Through those long days in the Saint Luke's hospital, I tried to slink back on the night that had put me there. I even tried talking to the Lord in the middle of the long, bedpot-banging nights that followed each of those days. I was figuring that being in Saint Luke's care might gain me some listening up above. It didn't. I could never unravel any reason why I would say what I did to the Scandinavian's barkeeper. Finally, I gave it up. I took the easy trail away from it, telling myself that the Scandinavian man, and anybody else hearing it from him, would put it down for drunktalk and forget it.
That being that, and my nature never the one to lose sleep over what was done with, I forgot it myself.
But I had learned something in Saint Luke's.
I celebrated getting out of the hospital there by shipping home, cold sober, on a string of cattle cars scheduled to make Cheyenne by Frontier Days.
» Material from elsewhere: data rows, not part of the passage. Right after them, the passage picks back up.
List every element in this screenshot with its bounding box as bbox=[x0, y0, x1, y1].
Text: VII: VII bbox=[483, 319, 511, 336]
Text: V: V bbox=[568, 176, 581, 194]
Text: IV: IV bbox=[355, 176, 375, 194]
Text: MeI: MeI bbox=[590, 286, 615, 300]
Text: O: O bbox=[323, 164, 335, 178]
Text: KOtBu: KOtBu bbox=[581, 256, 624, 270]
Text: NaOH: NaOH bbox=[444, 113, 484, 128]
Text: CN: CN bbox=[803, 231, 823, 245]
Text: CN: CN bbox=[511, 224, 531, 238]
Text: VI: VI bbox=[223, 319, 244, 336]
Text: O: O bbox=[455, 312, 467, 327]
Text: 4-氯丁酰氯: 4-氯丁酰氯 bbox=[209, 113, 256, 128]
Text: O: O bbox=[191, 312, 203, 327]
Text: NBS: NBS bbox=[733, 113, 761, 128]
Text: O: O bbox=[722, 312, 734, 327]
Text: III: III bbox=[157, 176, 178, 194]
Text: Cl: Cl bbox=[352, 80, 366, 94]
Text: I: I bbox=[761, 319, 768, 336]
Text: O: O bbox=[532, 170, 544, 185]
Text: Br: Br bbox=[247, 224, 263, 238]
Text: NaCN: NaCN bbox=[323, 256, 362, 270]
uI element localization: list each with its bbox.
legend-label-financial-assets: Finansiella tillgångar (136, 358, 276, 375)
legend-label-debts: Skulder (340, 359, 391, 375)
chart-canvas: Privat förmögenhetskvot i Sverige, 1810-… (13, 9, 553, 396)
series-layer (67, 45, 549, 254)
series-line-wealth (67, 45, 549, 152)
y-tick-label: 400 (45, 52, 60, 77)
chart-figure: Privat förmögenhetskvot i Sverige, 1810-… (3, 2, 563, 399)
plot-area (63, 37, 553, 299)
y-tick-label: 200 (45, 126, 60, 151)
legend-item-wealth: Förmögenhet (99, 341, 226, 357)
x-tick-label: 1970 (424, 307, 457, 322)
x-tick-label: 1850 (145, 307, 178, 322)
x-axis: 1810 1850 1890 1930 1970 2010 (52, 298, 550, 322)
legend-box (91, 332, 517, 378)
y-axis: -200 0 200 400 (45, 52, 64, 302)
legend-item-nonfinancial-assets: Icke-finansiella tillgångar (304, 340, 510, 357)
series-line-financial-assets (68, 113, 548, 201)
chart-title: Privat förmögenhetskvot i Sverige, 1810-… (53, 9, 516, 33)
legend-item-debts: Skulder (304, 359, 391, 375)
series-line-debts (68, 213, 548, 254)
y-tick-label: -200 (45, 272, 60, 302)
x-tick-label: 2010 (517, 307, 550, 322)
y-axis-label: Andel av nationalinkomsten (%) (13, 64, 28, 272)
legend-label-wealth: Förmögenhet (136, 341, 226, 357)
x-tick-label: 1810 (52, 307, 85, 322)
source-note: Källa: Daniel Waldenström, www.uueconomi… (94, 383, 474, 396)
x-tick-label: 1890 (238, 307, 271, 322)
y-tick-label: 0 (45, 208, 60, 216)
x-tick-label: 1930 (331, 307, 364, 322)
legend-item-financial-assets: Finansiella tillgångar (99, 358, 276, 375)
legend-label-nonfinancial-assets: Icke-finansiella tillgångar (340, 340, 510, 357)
It is no use to trust the further claims of a man who drinks, so I will not boast of my success in the rodeo contesting there. I will leave it to the newspapers and to at least one honest reporter who saw me take the top honors in all the roping on the big da
y and who wasn't interested in accusing me, between his lines, of shooting little boys in the back.
The Laramie Boomerang, September 1, 1901:
ALBANY COUNTY BOYS DID GOOD
WORK ON FRONTIER DAY:
Tom Horn easily won first honors in the riding and roping contests Frontier Day in Cheyenne.
Otto Plaga did some fine work in bronco breaking and was given first money in bareback.
Duncan Clark was high up in fancy roping and is one of the best; he has money to put up if anyone does not believe it.
Frank Stone rode Bay Devil, the noted outlaw horse, and rode him straight, fanning both sides.
Little Flowers
That fall of 1901 was open weather and fine for the most part. I worked steady for the Iron Mountain company on both the I-M and the Bosler ranges. This was regular cow work, not stock detective assignments. It was largely gathering, separating, branding, and shipping cattle out of all the pastures I rode for Mr. John Coble. It was the time of the most hopefulness and contentment that Tom Horn had known since the grand days with old Al Sieber, Merijilda Grijole, Mickey Free, and all of them, down in Arizona. And during that spell, I growed a lot different, or anyways a little so, than my hard man-hunting life had taught me to be.
Mr. Coble was purely set to help me, for he knew what I was going through, and he was then, as forever, the stoutest friend Wyoming ever gave me. Moreover, John Coble was smart. He understood that Tom Horn's day was sundownbound, and he did what he could to put me onto other grass, and finer, while there was time.